At this time, the start discharge and the sustain discharge must be made between one electrode (X, Y) and the auxiliary electrode (S1, S2), respectively. In order to form an auxiliary discharge in each of the two electrodes (X, Y) .

Thus, a predetermined voltage is always applied to one auxiliary electrode (for example, S2) to continuously discharge the charged particles, and the remaining auxiliary electrode S1 causes a sustain discharge with the adjacent electrode Y The PDP can be driven simply as a three-electrode PDP while being a four-electrode PDP.

4, the auxiliary electrode S2 on the side of the rear substrate P2 is always driven with a predetermined voltage to continuously discharge charged particles such as electrons into the discharge space between the two electrodes X and Y Fullness.

When the two electrodes X and Y are selected, the main discharge between them is promptly and strongly started, and the main discharge is started by the auxiliary electrode S1 on the front substrate P1 side, It is also maintained in the non-powered state and is interrupted by the application of an erase voltage for refreshing the image or the like.

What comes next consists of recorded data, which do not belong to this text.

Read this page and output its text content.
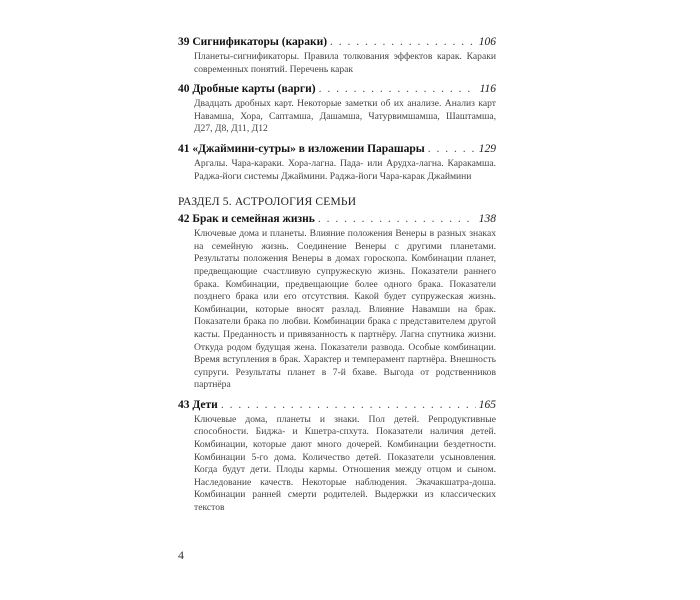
39 Сигнификаторы (караки) . . .	106
Планеты-сигнификаторы. Правила толкования эффектов карак. Караки современных понятий. Перечень карак
40 Дробные карты (варги) . . .	116
Двадцать дробных карт. Некоторые заметки об их анализе. Анализ карт Навамша, Хора, Саптамша, Дашамша, Чатурвимшамша, Шаштамша, Д27, Д8, Д11, Д12
41 «Джаймини-сутры» в изложении Парашары . . .	129
Аргалы. Чара-караки. Хора-лагна. Пада- или Арудха-лагна. Каракамша. Раджа-йоги системы Джаймини. Раджа-йоги Чара-карак Джаймини
РАЗДЕЛ 5. АСТРОЛОГИЯ СЕМЬИ
42 Брак и семейная жизнь . . .	138
Ключевые дома и планеты. Влияние положения Венеры в разных знаках на семейную жизнь. Соединение Венеры с другими планетами. Результаты положения Венеры в домах гороскопа. Комбинации планет, предвещающие счастливую супружескую жизнь. Показатели раннего брака. Комбинации, предвещающие более одного брака. Показатели позднего брака или его отсутствия. Какой будет супружеская жизнь. Комбинации, которые вносят разлад. Влияние Навамши на брак. Показатели брака по любви. Комбинации брака с представителем другой касты. Преданность и привязанность к партнёру. Лагна спутника жизни. Откуда родом будущая жена. Показатели развода. Особые комбинации. Время вступления в брак. Характер и темперамент партнёра. Внешность супруги. Результаты планет в 7-й бхаве. Выгода от родственников партнёра
43 Дети . . .	165
Ключевые дома, планеты и знаки. Пол детей. Репродуктивные способности. Биджа- и Кшетра-спхута. Показатели наличия детей. Комбинации, которые дают много дочерей. Комбинации бездетности. Комбинации 5-го дома. Количество детей. Показатели усыновления. Когда будут дети. Плоды кармы. Отношения между отцом и сыном. Наследование качеств. Некоторые наблюдения. Экачакшатра-доша. Комбинации ранней смерти родителей. Выдержки из классических текстов
4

In this process, the auxiliary electrode s2 on the side of the rear substrate P2 continuously discharges the charged particles to charge the charged particles in the discharge space so that the main transfer can be started at any time. The normal operation of the nozzle assist electrode S2 can be shut off when the continuous supply of the charged particles, such as the ON / OFF of the entire PDP or the continuous display of the static image, is unnecessary.

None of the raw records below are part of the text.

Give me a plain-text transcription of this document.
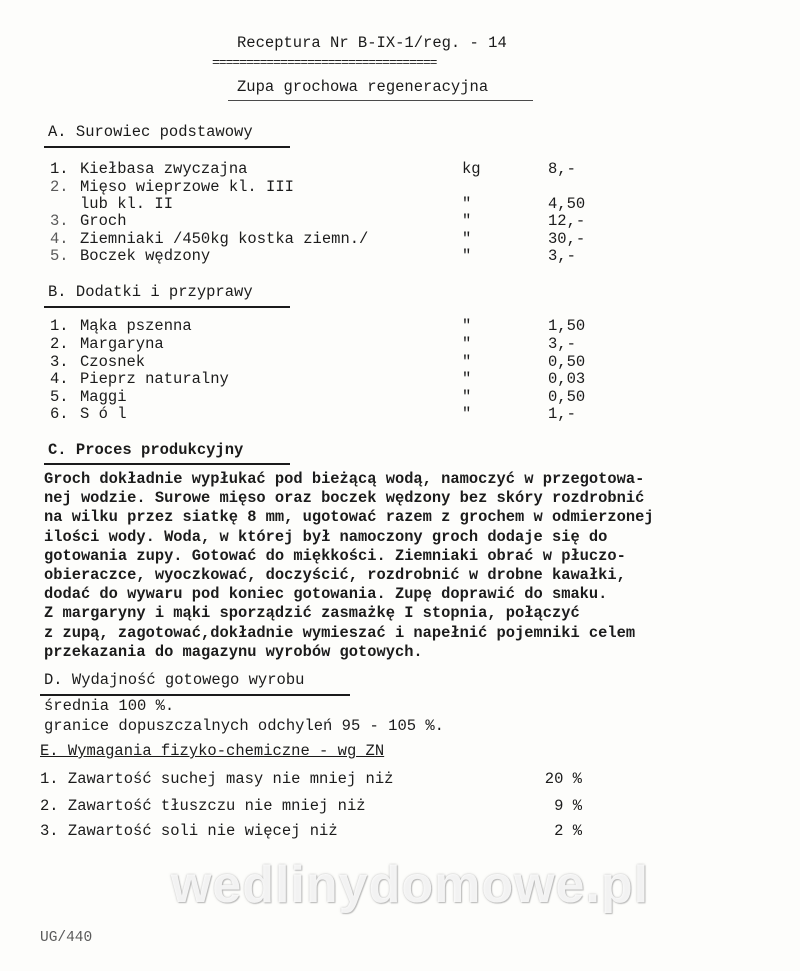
Receptura Nr B-IX-1/reg. - 14
=================================
Zupa grochowa regeneracyjna
A. Surowiec podstawowy
1. Kiełbasa zwyczajna	kg	8,-
2. Mięso wieprzowe kl. III
lub kl. II	"	4,50
3. Groch	"	12,-
4. Ziemniaki /450kg kostka ziemn./	"	30,-
5. Boczek wędzony	"	3,-
B. Dodatki i przyprawy
1. Mąka pszenna	"	1,50
2. Margaryna	"	3,-
3. Czosnek	"	0,50
4. Pieprz naturalny	"	0,03
5. Maggi	"	0,50
6. S ó l	"	1,-
C. Proces produkcyjny
Groch dokładnie wypłukać pod bieżącą wodą, namoczyć w przegotowa-
nej wodzie. Surowe mięso oraz boczek wędzony bez skóry rozdrobnić
na wilku przez siatkę 8 mm, ugotować razem z grochem w odmierzonej
ilości wody. Woda, w której był namoczony groch dodaje się do
gotowania zupy. Gotować do miękkości. Ziemniaki obrać w płuczo-
obieraczce, wyoczkować, doczyścić, rozdrobnić w drobne kawałki,
dodać do wywaru pod koniec gotowania. Zupę doprawić do smaku.
Z margaryny i mąki sporządzić zasmażkę I stopnia, połączyć
z zupą, zagotować,dokładnie wymieszać i napełnić pojemniki celem
przekazania do magazynu wyrobów gotowych.
D. Wydajność gotowego wyrobu
średnia 100 %.
granice dopuszczalnych odchyleń 95 - 105 %.
E. Wymagania fizyko-chemiczne - wg ZN
1. Zawartość suchej masy nie mniej niż	20 %
2. Zawartość tłuszczu nie mniej niż	9 %
3. Zawartość soli nie więcej niż	2 %
wedlinydomowe.pl
UG/440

As described above, according to the present invention, a PDP having a high aperture ratio, an initial discharge, and a sustain discharge, which is excellent in luminescence brightness and is easy to drive as a three-electrode type PDP, is provided.

Claims (2)

The plasma display device according to claim 1, wherein the first electrode and the second electrode are arranged in parallel to each other. The plasma display device according to claim 1, . 2. The plasma display panel of claim 1, wherein a predetermined voltage is always supplied to any one of the two auxiliary electrodes to supply the charged particles, and the other auxiliary electrode generates an auxiliary discharge between the adjacent auxiliary electrodes And a plasma display device.